08 - Place the egg white caps back on at a jaunty angle to resemble a chick hatching.
09 - Cut tiny triangles from the carrot for beaks and small slivers for feet. Gently press the beaks and feet into the yolk mixture.
10 - Place two black peppercorns for eyes on each chick.
11 - Garnish with fresh chives or parsley if desired. Serve chilled.

# Expert Tips:

01 -
  • They look so charming that people assume they took hours, when really you're just boiling eggs and being playful with a knife.
  • Kids will actually help you make these without complaining, which is worth its weight in gold on a weekend morning.

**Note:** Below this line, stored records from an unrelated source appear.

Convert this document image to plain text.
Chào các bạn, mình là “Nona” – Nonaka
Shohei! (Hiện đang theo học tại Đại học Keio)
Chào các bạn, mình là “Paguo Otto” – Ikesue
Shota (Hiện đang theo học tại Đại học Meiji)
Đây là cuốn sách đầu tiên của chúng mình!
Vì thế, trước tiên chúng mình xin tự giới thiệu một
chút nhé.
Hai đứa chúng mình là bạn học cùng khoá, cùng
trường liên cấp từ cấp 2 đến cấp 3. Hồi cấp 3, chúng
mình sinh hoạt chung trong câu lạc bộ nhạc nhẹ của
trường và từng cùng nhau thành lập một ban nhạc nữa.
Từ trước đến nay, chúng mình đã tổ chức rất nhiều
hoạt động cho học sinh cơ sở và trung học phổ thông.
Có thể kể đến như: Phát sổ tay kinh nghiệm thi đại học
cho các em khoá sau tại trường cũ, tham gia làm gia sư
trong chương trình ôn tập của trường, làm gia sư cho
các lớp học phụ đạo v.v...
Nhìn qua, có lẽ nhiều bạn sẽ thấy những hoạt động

  • The creamy filling tastes like classic deviled eggs but the carrot details and peppercorn eyes make them feel special rather than standard.
02 -
  • The ice bath after boiling is non-negotiable—it's what makes the shells slip off easily rather than tearing the white underneath.
  • If your yolk mixture seems grainy, your eggs might have overcooked; next time, start timing exactly when the water comes to a rolling boil for more control.
  • Carrot pieces need to be thin and slightly flexible or they'll snap when you're trying to position them, so use a sharp paring knife and slice on a slight angle.
03 -
  • Use Greek yogurt instead of mayonnaise if you want something lighter, and the filling will still be creamy and delicious because the eggs themselves contribute richness.
  • Black olive pieces can replace peppercorns if you want something softer or if you're feeding people who find whole peppercorns startling.